En 1991, Daniel Etouga-Manguelle a audacieusement mis la culture au centre de la sagesse pour expliquer l’énorme écart de développement de l’Afrique par rapport à d’autres économies émergentes (comme l’Asie du Sud-Est). Dans cet ouvrage fondateur, « L’Afrique a-t-elle besoin d’un programme d’ajustement culturel ? », Etouga-Manguelle met en évidence les caractéristiques culturelles résistantes au progrès qui semblent être partagées par les pays africains malgré leur grande diversité et pose la question de savoir si l’Afrique aurait besoin d’un programme de réforme fondé sur la culture.

Néanmoins, malgré leur rareté, plusieurs études ont placé la culture au cœur de la réflexion sur le développement. Par exemple, dans “La Richesse et la Pauvreté des Nations”, l’historien de l’économie David Landes déclare que “si nous apprenons quelque chose de l’histoire du développement économique, c’est que la culture fait toute la différence.” Il corrobore, à cet égard, la thèse de Huntington défendue dans son ouvrage fondateur, « La Culture Compte : Comment les Valeurs Façonnent le Progrès Humain.” En outre, dans le cadre des objectifs de développement durable (ODD) des Nations unies, le programme de développement international fait référence à la culture comme un facteur important de progrès social et de développement durable. La cible 11.4 appelle à renforcer les efforts pour protéger et sauvegarder le patrimoine culturel et naturel mondial. 

Cela dit, les caractéristiques culturelles d’une société donnée ne peuvent être transformées que sur de longues périodes. Les responsables politiques doivent donc s’atteler à réduire les traits culturels qui vont à l’encontre du progrès social grâce aux moyens juridiques et réglementaires à leur disposition. Par exemple, les pratiques de corruption, le clientélisme, le copinage, le chauvinisme, le régionalisme et la discrimination à l’égard des femmes sont des caractéristiques culturelles nuisibles classiques qui doivent être combattues par la sensibilisation, la persuasion et, éventuellement, la coercition.
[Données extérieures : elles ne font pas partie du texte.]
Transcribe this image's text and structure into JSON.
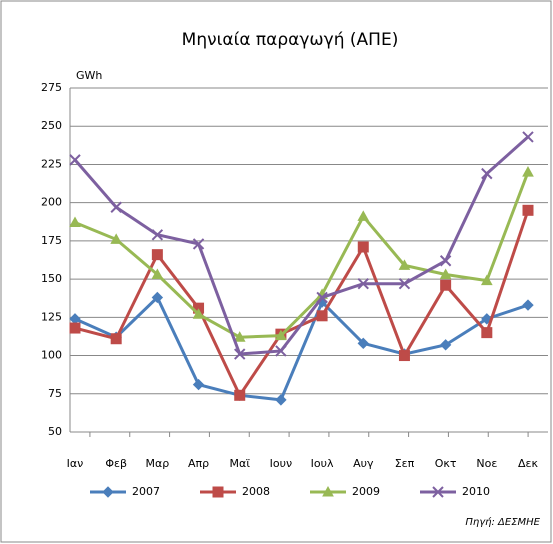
{
  "chart_data": {
    "type": "line",
    "title": "Μηνιαία παραγωγή (ΑΠΕ)",
    "y_label": "GWh",
    "source": "Πηγή: ΔΕΣΜΗΕ",
    "categories": [
      "Ιαν",
      "Φεβ",
      "Μαρ",
      "Απρ",
      "Μαϊ",
      "Ιουν",
      "Ιουλ",
      "Αυγ",
      "Σεπ",
      "Οκτ",
      "Νοε",
      "Δεκ"
    ],
    "series": [
      {
        "name": "2007",
        "color": "#4a7ebb",
        "marker": "diamond",
        "values": [
          124,
          112,
          138,
          81,
          74,
          71,
          135,
          108,
          101,
          107,
          124,
          133
        ]
      },
      {
        "name": "2008",
        "color": "#be4b48",
        "marker": "square",
        "values": [
          118,
          111,
          166,
          131,
          74,
          114,
          126,
          171,
          100,
          146,
          115,
          195
        ]
      },
      {
        "name": "2009",
        "color": "#98b954",
        "marker": "triangle",
        "values": [
          187,
          176,
          153,
          127,
          112,
          113,
          140,
          191,
          159,
          153,
          149,
          220
        ]
      },
      {
        "name": "2010",
        "color": "#7d60a0",
        "marker": "x",
        "values": [
          228,
          197,
          179,
          173,
          101,
          103,
          138,
          147,
          147,
          162,
          219,
          243
        ]
      }
    ],
    "ylim": [
      50,
      275
    ],
    "yticks": [
      50,
      75,
      100,
      125,
      150,
      175,
      200,
      225,
      250,
      275
    ],
    "grid": true,
    "legend": "bottom"
  }
}
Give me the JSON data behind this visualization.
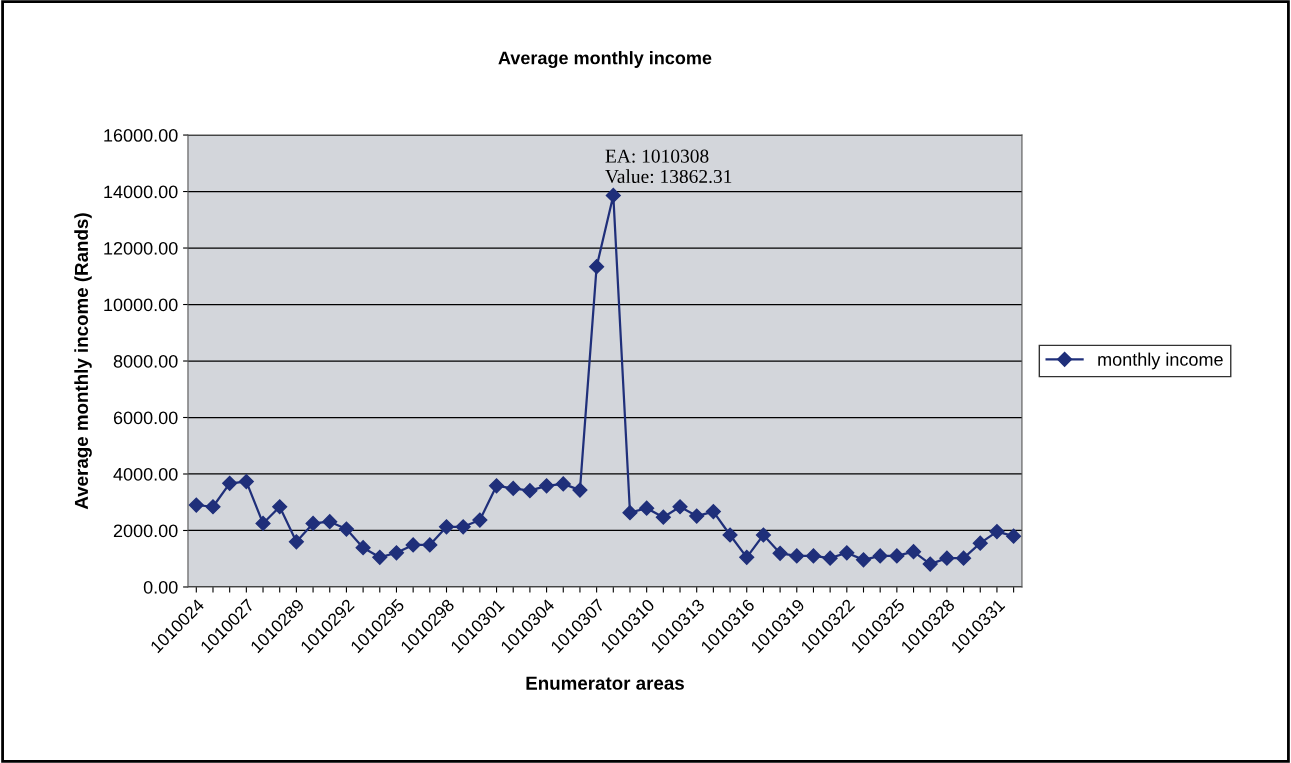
{
  "chart_data": {
    "type": "line",
    "title": "Average monthly income",
    "xlabel": "Enumerator areas",
    "ylabel": "Average monthly income (Rands)",
    "categories": [
      "1010024",
      null,
      null,
      "1010027",
      null,
      null,
      "1010289",
      null,
      null,
      "1010292",
      null,
      null,
      "1010295",
      null,
      null,
      "1010298",
      null,
      null,
      "1010301",
      null,
      null,
      "1010304",
      null,
      null,
      "1010307",
      null,
      null,
      "1010310",
      null,
      null,
      "1010313",
      null,
      null,
      "1010316",
      null,
      null,
      "1010319",
      null,
      null,
      "1010322",
      null,
      null,
      "1010325",
      null,
      null,
      "1010328",
      null,
      null,
      "1010331",
      null
    ],
    "series": [
      {
        "name": "monthly income",
        "color": "#1f2f7a",
        "values": [
          2900,
          2840,
          3670,
          3730,
          2250,
          2840,
          1600,
          2250,
          2310,
          2050,
          1390,
          1050,
          1210,
          1490,
          1490,
          2130,
          2130,
          2370,
          3580,
          3490,
          3410,
          3580,
          3650,
          3430,
          11340,
          13862.31,
          2630,
          2790,
          2470,
          2840,
          2510,
          2670,
          1840,
          1050,
          1840,
          1190,
          1100,
          1100,
          1020,
          1210,
          960,
          1100,
          1100,
          1250,
          810,
          1020,
          1020,
          1550,
          1960,
          1800
        ]
      }
    ],
    "ylim": [
      0,
      16000
    ],
    "yticks": [
      {
        "value": 0,
        "label": "0.00"
      },
      {
        "value": 2000,
        "label": "2000.00"
      },
      {
        "value": 4000,
        "label": "4000.00"
      },
      {
        "value": 6000,
        "label": "6000.00"
      },
      {
        "value": 8000,
        "label": "8000.00"
      },
      {
        "value": 10000,
        "label": "10000.00"
      },
      {
        "value": 12000,
        "label": "12000.00"
      },
      {
        "value": 14000,
        "label": "14000.00"
      },
      {
        "value": 16000,
        "label": "16000.00"
      }
    ],
    "grid": "y",
    "legend": "right",
    "marker": "diamond",
    "line_style": "solid",
    "annotations": [
      "EA: 1010308\nValue: 13862.31"
    ]
  }
}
Toutefois, la tâche sera plus ardue lorsqu’il s’agira d’affronter une culture anti-entrepreneuriale et résistante à l’innovation, surtout si elle est profondément ancrée dans la société et même dans les hautes sphères de l’état. Même s’il n’existe pas de panacée unique pour s’attaquer à ce phénomène, quelques stratégies peuvent être envisagées à cet égard. Il s’agit notamment de (i) montrer l’exemple, car le changement est toujours impulsé par le sommet en mettant en avant les bons comportements et les bonnes attitudes, (ii) promouvoir l’apprentissage continu et encourager les réalisations collectives, (iii) célébrer le succès de ceux qui sortent des sentiers battus, et (iv) veiller à ce que la transformation culturelle positive s’amorce dans l’ensemble des services de l’administration et du secteur public, compte tenu de l’effet d’entraînement considérable qu’elle exerce sur le reste de la société.
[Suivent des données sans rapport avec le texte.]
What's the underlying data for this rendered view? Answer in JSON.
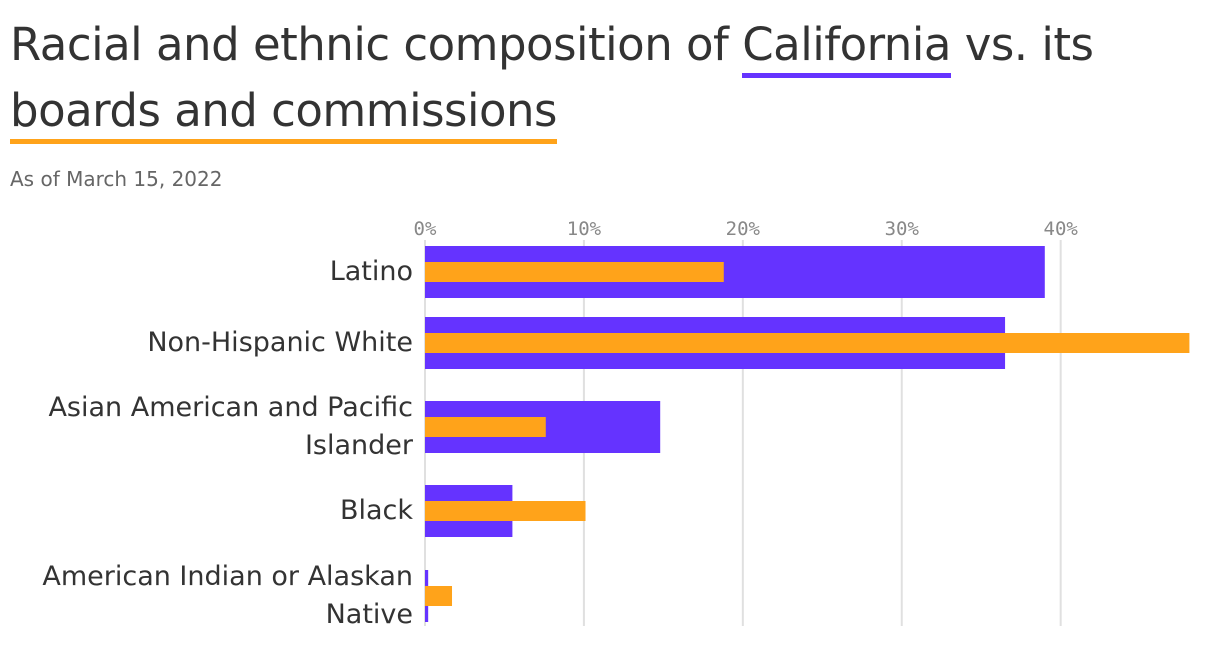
{
  "chart_data": {
    "type": "bar",
    "orientation": "horizontal",
    "title_start": "Racial and ethnic composition of",
    "title_middle": "vs. its",
    "subtitle": "As of March 15, 2022",
    "categories": [
      "Latino",
      "Non-Hispanic White",
      "Asian American and Pacific Islander",
      "Black",
      "American Indian or Alaskan Native"
    ],
    "series": [
      {
        "name": "California",
        "color": "#6533ff",
        "values": [
          39,
          36.5,
          14.8,
          5.5,
          0.2
        ]
      },
      {
        "name": "boards and commissions",
        "color": "#ffa31a",
        "values": [
          18.8,
          48.1,
          7.6,
          10.1,
          1.7
        ]
      }
    ],
    "xlim": [
      0,
      48.2
    ],
    "xticks": [
      {
        "value": 0,
        "label": "0%"
      },
      {
        "value": 10,
        "label": "10%"
      },
      {
        "value": 20,
        "label": "20%"
      },
      {
        "value": 30,
        "label": "30%"
      },
      {
        "value": 40,
        "label": "40%"
      }
    ],
    "grid": true
  }
}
La contribution de la culture à la création d’une économie compétitive et d’une société dynamique, cohésive et inclusive est primordiale. Elle devrait donc occuper une place prépondérante dans le programme de développement des décideurs, d’autant plus à l’ère de la transformation numérique et de son impact sur la société. La culture, comme moteur de changement positif, joue un rôle essentiel pour préparer une communauté à adopter les nouvelles technologies. Ces dernières peuvent, à leur tour, promouvoir une culture d’ouverture, de partage, de transparence, d’excellence, de créativité, de cohésion sociale et de diffusion des connaissances. Les médias sociaux, par exemple, ont amélioré la créativité et la conscience sociale en renforçant les interactions entre les citoyens et en les aidant à partager un large éventail d’informations.
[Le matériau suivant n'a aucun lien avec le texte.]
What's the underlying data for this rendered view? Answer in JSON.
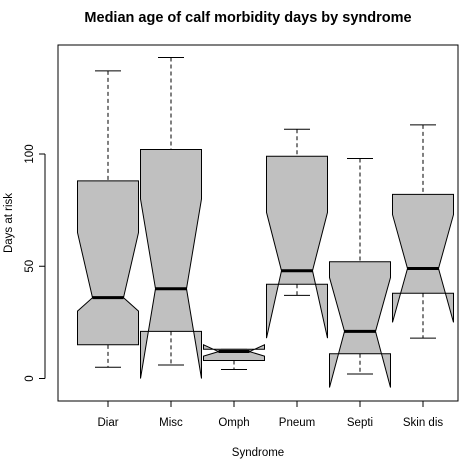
{
  "chart_data": {
    "type": "boxplot",
    "notched": true,
    "title": "Median age of calf morbidity days by syndrome",
    "xlabel": "Syndrome",
    "ylabel": "Days at risk",
    "ylim": [
      -9,
      152
    ],
    "yticks": [
      0,
      50,
      100
    ],
    "box_fill": "#c0c0c0",
    "categories": [
      "Diar",
      "Misc",
      "Omph",
      "Pneum",
      "Septi",
      "Skin dis"
    ],
    "boxes": [
      {
        "name": "Diar",
        "lower_whisker": 5,
        "q1": 15,
        "notch_low": 30,
        "median": 36,
        "notch_high": 65,
        "q3": 88,
        "upper_whisker": 137
      },
      {
        "name": "Misc",
        "lower_whisker": 6,
        "q1": 21,
        "notch_low": 0,
        "median": 40,
        "notch_high": 80,
        "q3": 102,
        "upper_whisker": 143
      },
      {
        "name": "Omph",
        "lower_whisker": 4,
        "q1": 8,
        "notch_low": 10,
        "median": 12,
        "notch_high": 15,
        "q3": 13,
        "upper_whisker": 13
      },
      {
        "name": "Pneum",
        "lower_whisker": 37,
        "q1": 42,
        "notch_low": 18,
        "median": 48,
        "notch_high": 74,
        "q3": 99,
        "upper_whisker": 111
      },
      {
        "name": "Septi",
        "lower_whisker": 2,
        "q1": 11,
        "notch_low": -4,
        "median": 21,
        "notch_high": 45,
        "q3": 52,
        "upper_whisker": 98
      },
      {
        "name": "Skin dis",
        "lower_whisker": 18,
        "q1": 38,
        "notch_low": 25,
        "median": 49,
        "notch_high": 73,
        "q3": 82,
        "upper_whisker": 113
      }
    ]
  }
}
Comme nous l’avons déjà mentionné, l’amélioration de la culture dans un pays donné est une tâche ardue et persistante. Pourtant, elle doit être réussie pour favoriser l’émergence d’une société cohésive et tournée vers l’avenir. Une société qui œuvre au bien-être de tous les citoyens, qui lutte contre l’exclusion et la marginalisation, qui est ouverte aux autres cultures, qui s’adapte facilement aux innovations, qui promeut un sentiment commun d’appartenance, qui diffuse la confiance et qui offre à ses membres la possibilité d’une mobilité ascendante.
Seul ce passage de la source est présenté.